Let’s use the brains data in the alr3 package and take a look at the relationship between the body weight and brain weight variables.

library(alr3)
data(brains)
attach(brains)

Before we attempt to build a linear model, let’s visualize the data by making a scatterplot.

plot(BrainWt ~ BodyWt)

We can immediately see that there does not appear to be a useful linear relationship between the bodywt and brainwt variables. To be sure, we should check some other plots.

mymod<-lm(BrainWt ~ BodyWt)
plot(mymod)

The residuals vs fitted plot is usually enough to determine there isn’t a linear relationship between our variables. In this case, we see that our points on this graph are not random and the red fitted line is not even close to the horizonal dotted line at a value of 0.

Transformation

Tranforming our model helps bring out a linear trend. In class we mostly focused on the square root and log transformations. We can apply these transformations to just one or both variable and determine which new model gives the best linear trend.

plot(sqrt(BrainWt) ~ sqrt(BodyWt))

We can see just from plotting this tranformation that our data looks more linear, but still not quite as good as we want. Let’s try the log transformation applied to both variables.

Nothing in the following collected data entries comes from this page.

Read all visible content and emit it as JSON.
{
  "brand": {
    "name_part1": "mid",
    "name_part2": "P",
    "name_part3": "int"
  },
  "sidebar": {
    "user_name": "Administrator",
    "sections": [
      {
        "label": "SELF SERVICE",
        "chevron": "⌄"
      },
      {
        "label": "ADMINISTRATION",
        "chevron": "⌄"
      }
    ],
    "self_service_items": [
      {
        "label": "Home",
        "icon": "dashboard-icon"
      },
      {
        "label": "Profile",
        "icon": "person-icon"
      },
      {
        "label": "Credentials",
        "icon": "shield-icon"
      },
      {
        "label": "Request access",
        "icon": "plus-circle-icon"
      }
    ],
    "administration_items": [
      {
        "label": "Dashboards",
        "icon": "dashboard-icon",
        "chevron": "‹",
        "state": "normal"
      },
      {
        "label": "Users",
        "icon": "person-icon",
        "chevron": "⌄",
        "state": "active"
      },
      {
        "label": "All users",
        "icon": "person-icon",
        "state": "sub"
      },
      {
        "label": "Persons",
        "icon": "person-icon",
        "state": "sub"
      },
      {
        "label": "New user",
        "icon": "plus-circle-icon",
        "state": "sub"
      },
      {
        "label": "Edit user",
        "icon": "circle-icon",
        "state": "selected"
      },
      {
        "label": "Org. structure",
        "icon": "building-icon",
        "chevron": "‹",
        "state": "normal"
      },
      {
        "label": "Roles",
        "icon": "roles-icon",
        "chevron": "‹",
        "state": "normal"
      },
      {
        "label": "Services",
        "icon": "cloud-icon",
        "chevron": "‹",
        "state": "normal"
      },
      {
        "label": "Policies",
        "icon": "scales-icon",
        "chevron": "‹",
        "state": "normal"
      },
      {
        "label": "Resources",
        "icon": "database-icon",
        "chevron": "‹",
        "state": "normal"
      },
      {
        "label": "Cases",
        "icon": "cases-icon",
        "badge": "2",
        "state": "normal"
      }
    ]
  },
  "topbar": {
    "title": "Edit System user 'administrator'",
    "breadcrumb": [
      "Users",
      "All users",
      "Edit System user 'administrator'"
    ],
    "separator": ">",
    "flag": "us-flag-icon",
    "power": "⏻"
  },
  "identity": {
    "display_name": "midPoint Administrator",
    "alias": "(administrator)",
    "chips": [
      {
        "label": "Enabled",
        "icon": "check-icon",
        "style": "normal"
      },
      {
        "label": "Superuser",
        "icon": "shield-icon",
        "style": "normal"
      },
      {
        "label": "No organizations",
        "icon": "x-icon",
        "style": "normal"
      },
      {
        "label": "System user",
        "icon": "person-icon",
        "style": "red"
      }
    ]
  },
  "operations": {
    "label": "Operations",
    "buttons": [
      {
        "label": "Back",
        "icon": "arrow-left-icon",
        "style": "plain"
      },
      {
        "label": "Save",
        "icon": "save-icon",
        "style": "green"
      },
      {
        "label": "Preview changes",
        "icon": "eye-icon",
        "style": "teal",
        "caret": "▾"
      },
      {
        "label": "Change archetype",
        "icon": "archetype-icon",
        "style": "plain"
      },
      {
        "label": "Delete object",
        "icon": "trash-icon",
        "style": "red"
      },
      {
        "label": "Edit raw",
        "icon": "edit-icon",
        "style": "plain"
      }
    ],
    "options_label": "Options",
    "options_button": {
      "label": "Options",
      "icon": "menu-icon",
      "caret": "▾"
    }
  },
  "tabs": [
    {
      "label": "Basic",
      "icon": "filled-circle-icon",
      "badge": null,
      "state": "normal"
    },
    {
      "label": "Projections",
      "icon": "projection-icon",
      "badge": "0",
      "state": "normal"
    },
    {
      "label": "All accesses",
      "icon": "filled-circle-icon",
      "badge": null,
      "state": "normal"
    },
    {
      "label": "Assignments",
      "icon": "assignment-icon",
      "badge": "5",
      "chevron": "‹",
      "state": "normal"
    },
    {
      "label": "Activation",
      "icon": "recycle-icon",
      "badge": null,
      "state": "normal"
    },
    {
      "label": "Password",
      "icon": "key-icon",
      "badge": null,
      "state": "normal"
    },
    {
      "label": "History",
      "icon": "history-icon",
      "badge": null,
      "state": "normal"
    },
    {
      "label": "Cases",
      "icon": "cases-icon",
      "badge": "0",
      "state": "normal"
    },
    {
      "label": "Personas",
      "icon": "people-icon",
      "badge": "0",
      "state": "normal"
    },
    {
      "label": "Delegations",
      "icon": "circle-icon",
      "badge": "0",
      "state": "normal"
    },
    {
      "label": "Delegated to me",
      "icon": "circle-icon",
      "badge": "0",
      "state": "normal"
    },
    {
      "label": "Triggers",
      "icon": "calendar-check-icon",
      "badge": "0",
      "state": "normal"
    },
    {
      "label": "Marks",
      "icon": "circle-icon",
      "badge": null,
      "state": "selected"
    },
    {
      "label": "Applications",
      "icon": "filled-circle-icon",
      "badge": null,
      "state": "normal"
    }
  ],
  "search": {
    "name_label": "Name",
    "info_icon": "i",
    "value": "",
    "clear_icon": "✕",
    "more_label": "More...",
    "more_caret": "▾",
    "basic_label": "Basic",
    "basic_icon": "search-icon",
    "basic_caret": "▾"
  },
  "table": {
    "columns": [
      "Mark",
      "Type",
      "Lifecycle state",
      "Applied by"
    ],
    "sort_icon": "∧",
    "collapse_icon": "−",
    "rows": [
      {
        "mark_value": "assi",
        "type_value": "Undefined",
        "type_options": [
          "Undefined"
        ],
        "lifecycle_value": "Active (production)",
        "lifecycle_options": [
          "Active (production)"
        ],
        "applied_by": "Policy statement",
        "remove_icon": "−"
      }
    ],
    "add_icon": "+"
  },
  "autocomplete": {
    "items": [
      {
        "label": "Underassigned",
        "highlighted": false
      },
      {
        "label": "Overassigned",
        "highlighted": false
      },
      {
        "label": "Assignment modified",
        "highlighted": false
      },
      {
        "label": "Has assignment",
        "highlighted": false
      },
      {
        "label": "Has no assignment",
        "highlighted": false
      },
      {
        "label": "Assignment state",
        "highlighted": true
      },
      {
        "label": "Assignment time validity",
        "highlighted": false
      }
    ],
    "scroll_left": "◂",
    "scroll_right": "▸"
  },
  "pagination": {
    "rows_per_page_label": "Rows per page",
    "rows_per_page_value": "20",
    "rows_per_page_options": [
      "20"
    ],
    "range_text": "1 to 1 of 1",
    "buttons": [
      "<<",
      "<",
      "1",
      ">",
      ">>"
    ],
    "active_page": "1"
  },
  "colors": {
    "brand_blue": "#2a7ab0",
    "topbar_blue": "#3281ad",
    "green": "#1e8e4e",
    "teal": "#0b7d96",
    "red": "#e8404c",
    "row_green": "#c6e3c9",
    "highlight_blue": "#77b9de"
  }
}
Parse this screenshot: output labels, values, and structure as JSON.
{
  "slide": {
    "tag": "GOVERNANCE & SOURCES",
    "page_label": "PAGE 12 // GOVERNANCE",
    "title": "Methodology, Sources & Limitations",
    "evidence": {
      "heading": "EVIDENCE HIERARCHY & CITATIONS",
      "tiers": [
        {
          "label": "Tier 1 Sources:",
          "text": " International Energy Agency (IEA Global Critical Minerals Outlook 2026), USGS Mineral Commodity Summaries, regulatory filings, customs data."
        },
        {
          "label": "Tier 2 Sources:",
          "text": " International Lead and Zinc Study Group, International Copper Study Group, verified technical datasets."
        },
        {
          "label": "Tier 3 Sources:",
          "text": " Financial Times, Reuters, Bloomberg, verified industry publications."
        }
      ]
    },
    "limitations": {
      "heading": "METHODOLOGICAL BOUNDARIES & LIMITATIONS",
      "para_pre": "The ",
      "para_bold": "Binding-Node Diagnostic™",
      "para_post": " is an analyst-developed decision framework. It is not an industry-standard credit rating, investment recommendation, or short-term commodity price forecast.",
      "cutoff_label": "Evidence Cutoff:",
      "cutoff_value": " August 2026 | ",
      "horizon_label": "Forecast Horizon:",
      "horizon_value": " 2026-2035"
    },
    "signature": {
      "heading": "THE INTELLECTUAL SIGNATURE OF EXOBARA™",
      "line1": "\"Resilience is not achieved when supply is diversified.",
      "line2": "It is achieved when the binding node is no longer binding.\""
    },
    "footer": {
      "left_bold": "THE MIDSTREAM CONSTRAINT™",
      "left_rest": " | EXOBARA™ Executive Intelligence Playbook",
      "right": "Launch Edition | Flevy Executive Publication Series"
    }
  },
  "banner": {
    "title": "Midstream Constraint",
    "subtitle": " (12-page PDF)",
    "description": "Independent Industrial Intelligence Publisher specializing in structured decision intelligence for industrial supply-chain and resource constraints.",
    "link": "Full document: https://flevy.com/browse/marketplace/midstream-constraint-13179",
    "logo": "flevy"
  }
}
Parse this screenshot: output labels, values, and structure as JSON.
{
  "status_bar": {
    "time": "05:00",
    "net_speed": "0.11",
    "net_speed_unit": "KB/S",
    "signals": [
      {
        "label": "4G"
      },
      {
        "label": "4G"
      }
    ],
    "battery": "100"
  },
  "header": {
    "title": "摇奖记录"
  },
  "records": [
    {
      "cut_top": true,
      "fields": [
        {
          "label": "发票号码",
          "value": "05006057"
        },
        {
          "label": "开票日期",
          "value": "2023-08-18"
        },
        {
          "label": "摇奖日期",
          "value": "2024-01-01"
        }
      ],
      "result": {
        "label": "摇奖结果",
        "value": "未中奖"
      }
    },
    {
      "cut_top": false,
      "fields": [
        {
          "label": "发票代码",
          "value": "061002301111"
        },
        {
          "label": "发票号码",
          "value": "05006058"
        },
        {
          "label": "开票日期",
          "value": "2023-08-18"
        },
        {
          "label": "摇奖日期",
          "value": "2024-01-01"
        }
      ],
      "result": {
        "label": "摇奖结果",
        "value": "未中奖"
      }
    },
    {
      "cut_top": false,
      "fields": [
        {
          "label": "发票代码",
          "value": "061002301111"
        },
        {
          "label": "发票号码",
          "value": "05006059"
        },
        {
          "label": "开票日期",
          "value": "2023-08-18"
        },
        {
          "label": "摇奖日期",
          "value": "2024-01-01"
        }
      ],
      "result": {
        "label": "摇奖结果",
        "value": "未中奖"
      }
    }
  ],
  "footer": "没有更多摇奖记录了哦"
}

plot(log(BrainWt) ~ log(BodyWt))

This tranformation looks much more linear. We can analyze other plots in R to be sure.

logmod<-lm(log(BrainWt) ~ log(BodyWt))
plot(logmod)

In the residuals vs Fitted values plot, the model does not appear to be systematically over predicting or under predicting any values. The red line is also pretty close the the horizontal dotted line that indicated low residual values. The NormalQ-Q plot also has the data fitted pretty close to the dotted line, so the transformation makes the residuals seem normally distributed. The scale location plot has a red line that isn’t horizontal, but also isn’t overally concerning. We see curvature where the smaller brain weights have smaller residuals values and the medium brain weight have larger values. Cook’s distance plot has improved from the original simple linear regression model as well. All our points are well within the dotted red line that indicated points that weight our model too heavily.

Outliers

In class we also discussed outliers and tried to better expain what they are and why they matter. An outlier is any point that is well-seperated from the rest of our data. We can identify an outlier in the y-direction as having a studentized residual >= 2 or <=-2. Going back to Cook’s distance plot, if a point lies outside the red dotted lines and is thus weighting our model to heavily, it is considered an outlier as a predictor, or in the x-direction.

Outliers can be difficult to explain. If we have an outlier we can check that the observation is correct and if so, consider if there are any outside predictors acting on the data or even any special circumstances that caused the outlier. We can also consider if it should even be considered in the data or not when we build a model.